Mine is held down with marine goop and the hobie kit. Works great. X4 will not disappoint.


----------



## tj63 (Jun 1, 2011)

hi pete, at the risk of sounding dumb....what is the hobie kit????


----------



## Dodge (Oct 12, 2005)

Terry you should be able to work a knife under the old tranny and then pull it out OK, you do not have to be too fussy about removing all of the old sealant, as the new one when installed will just send the signal through both old and new sealant.

Just a put big blob of warmed All Clear sealant and push the new trannie into place, leave a week to cure and job done mate.

Always a good idea to lightly sand the bottom of the trannie to give a good key for the sealant, wash the trannie with metho after sanding, and metho on the hull as well, then let both air dry a couple of minutes before using the sealant.


----------



## BigPete68 (Oct 7, 2012)

Hi Terry, Hobie have a kit that has a foam "dam" that is stuck down to the hull. The transducer is then set inside goop / all clear etc and the dam contains everything. Works great on my outback. Also my outback is stored and transported on rough roads upside down so the transducer is hanging most of the time. Has done a full very hot summer this way and touch wood is still stuck down solid. Cheers mate.


----------



## intrepid (Oct 23, 2012)

BigPete68 said:


> Hi Terry, Hobie have a kit that has a foam "dam" that is stuck down to the hull.


NB - DSI has a longer cigar shaped transducer... so would have to DIY the "dam"


----------



## mangajack (Jul 23, 2007)

The DSI tranny is particularly easy to be glued into place with serious rotational error.
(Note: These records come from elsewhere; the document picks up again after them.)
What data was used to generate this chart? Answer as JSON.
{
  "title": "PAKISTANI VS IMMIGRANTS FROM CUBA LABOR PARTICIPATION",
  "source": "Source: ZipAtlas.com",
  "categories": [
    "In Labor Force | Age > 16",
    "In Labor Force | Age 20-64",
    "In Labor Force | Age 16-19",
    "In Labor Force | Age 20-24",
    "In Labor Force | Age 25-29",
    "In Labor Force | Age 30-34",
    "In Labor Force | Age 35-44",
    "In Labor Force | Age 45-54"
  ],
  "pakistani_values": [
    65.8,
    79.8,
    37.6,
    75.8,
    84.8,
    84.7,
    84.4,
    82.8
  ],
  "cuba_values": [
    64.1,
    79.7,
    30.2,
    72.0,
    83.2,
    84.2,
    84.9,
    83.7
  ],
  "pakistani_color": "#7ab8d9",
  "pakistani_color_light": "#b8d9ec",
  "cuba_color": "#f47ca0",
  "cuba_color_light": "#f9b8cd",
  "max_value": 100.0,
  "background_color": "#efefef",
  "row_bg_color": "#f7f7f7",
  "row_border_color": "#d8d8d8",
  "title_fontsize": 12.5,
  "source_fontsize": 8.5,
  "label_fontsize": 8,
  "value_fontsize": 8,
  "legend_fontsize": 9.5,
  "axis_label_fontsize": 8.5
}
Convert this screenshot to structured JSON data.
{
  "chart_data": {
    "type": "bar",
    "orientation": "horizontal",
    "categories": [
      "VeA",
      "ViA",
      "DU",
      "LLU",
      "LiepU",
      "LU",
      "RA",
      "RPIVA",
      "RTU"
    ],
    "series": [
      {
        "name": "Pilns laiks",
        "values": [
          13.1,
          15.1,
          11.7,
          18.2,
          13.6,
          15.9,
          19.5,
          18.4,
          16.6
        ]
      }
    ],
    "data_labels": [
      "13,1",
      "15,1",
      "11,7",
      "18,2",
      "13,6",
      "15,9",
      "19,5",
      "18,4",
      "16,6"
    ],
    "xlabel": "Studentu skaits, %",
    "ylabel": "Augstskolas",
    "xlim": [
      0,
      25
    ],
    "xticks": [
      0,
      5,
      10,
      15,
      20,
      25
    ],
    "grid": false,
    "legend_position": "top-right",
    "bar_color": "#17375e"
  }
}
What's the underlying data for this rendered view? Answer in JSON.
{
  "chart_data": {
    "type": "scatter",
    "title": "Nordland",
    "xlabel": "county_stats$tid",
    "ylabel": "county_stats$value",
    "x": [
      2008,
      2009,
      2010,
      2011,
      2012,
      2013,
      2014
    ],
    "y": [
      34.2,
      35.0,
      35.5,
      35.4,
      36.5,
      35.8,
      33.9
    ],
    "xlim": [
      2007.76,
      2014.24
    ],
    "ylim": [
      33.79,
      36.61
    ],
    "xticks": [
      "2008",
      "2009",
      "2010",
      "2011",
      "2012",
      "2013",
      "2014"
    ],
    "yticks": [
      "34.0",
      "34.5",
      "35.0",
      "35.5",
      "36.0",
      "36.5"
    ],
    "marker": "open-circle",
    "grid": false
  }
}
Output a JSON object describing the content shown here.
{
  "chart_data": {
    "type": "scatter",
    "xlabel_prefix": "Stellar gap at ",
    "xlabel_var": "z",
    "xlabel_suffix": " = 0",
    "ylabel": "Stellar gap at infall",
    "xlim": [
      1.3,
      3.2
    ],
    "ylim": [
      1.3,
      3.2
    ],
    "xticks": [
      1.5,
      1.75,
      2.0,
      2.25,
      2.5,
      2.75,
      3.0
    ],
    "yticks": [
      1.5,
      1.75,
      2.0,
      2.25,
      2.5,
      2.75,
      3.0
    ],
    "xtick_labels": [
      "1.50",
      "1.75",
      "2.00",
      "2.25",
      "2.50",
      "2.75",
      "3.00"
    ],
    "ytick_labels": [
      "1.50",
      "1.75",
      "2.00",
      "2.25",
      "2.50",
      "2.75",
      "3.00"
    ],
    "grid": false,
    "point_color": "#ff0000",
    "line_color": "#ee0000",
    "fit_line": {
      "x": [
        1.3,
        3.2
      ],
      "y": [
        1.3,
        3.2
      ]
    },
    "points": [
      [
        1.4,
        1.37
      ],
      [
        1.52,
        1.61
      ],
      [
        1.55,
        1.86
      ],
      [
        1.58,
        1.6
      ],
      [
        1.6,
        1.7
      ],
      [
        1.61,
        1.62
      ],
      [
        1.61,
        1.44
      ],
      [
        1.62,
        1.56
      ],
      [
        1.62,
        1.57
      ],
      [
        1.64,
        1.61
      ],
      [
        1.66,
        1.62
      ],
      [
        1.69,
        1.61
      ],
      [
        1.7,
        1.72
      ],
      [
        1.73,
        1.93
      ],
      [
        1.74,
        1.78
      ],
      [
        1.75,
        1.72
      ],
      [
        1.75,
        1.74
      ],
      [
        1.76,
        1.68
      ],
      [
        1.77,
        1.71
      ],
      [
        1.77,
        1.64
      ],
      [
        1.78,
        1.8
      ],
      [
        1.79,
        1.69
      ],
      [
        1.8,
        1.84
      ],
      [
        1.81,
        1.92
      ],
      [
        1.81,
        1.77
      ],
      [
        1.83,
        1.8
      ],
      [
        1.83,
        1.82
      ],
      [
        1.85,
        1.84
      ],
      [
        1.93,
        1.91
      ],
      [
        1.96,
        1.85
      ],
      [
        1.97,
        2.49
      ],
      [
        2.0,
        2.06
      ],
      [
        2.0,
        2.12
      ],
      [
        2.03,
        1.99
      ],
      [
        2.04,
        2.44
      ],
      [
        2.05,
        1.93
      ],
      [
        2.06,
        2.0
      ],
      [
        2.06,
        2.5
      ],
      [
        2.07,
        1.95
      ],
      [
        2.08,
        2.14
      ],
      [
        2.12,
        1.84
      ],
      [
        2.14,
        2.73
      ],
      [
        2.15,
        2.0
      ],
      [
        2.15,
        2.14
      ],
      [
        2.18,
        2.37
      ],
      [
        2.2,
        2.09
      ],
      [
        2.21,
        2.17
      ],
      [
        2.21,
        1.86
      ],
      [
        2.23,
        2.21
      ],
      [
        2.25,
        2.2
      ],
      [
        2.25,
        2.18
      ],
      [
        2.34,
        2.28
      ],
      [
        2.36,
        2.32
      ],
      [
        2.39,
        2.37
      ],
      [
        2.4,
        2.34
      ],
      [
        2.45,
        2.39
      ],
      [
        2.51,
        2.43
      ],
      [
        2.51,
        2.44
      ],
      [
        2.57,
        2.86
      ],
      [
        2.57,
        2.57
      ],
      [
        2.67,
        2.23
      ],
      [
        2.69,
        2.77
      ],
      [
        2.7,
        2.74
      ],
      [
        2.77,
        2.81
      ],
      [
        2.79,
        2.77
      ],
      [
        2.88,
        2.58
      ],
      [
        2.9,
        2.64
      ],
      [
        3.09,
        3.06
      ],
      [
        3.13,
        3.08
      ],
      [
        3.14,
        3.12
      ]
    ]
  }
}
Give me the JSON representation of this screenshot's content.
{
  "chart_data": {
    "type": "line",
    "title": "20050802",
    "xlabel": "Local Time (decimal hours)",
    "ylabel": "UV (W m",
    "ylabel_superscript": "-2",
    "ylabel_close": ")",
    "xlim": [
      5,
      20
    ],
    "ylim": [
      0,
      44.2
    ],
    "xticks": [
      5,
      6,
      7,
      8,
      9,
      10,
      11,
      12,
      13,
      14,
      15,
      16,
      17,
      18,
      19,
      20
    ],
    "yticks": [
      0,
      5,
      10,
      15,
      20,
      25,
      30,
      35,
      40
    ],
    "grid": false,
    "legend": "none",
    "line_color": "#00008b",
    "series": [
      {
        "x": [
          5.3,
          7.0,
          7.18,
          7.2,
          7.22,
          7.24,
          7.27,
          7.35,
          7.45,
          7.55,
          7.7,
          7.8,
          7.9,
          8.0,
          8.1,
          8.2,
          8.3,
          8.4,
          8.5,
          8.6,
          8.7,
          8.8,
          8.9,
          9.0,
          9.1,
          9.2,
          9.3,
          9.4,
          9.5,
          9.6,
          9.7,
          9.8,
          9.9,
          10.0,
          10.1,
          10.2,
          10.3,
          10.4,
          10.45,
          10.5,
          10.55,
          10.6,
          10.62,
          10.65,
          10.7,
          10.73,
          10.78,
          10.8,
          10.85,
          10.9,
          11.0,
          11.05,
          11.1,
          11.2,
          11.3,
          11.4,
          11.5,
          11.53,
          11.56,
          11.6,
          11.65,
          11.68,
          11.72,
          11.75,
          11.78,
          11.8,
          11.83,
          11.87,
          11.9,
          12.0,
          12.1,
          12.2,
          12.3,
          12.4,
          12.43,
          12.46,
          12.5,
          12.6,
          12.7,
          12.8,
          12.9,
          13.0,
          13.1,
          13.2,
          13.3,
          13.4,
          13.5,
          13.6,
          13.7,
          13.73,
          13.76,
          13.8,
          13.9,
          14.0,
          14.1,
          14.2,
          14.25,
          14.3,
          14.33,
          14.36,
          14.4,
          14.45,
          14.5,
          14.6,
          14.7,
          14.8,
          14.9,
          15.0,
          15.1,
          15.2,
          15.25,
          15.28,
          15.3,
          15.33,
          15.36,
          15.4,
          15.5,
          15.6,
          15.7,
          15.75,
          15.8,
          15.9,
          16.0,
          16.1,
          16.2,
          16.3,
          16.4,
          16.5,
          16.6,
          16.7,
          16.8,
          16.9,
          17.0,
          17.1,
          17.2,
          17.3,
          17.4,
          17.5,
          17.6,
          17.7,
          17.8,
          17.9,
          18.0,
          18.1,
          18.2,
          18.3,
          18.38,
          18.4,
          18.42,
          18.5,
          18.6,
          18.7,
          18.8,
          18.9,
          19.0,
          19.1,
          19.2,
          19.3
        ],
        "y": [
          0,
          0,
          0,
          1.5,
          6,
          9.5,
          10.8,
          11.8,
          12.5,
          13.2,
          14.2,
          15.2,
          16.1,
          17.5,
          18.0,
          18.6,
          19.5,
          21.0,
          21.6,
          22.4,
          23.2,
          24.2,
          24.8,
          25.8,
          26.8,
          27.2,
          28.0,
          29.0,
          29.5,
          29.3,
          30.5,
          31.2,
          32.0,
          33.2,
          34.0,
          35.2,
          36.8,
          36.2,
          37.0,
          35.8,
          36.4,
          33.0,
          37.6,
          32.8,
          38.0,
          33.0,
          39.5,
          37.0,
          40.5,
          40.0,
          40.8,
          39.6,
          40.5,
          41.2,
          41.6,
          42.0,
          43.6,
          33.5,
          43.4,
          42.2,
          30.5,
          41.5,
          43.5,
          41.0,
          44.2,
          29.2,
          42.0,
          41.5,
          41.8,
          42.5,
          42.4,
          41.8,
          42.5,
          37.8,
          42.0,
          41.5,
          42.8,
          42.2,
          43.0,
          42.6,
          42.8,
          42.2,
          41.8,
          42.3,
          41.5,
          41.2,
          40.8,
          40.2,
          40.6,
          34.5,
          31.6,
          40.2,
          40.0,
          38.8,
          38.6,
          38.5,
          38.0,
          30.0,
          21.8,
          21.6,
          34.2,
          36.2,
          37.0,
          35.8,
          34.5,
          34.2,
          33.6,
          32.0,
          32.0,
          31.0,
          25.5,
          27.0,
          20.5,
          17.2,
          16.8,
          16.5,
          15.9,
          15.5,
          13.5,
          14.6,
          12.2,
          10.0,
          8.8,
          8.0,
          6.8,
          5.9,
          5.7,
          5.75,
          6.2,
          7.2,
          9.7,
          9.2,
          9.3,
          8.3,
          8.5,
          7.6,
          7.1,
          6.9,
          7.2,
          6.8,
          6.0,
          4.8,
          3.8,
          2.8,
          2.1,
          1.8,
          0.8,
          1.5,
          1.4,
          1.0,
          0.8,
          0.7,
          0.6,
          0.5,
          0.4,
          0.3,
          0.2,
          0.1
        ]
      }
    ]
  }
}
The tranny is a round profile and the cable will exert enough twist to turn the transducer during the cure unless you somehow wedge it heavily into place.
I had to remove mine and glue it back in again to get it right, this time i used the transom mounting hardware to hold the rotation right during the install. in 5 metres of water 20 degrees rotation give depth errors of around 1 foot but also centres the beam about 6 feet to the side from directly under you.


----------



## SteveFields (Mar 21, 2006)

intrepid said:


> BigPete68 said:
> 
> 
> > Hi Terry, Hobie have a kit that has a foam "dam" that is stuck down to the hull.
> ...


The new install kits comes with a seperate pad just for the long DSI transducers. If you are going down the path of DIY, stay with Marine Goop vs other products.


----------



## tj63 (Jun 1, 2011)

thanks all for the heads up,i think i'll get a kit from hobie to try and save some heartache.


----------



## BigPete68 (Oct 7, 2012)

If it helps yell and I will take some pics of my Outbacks DSI installation and email them to you.


----------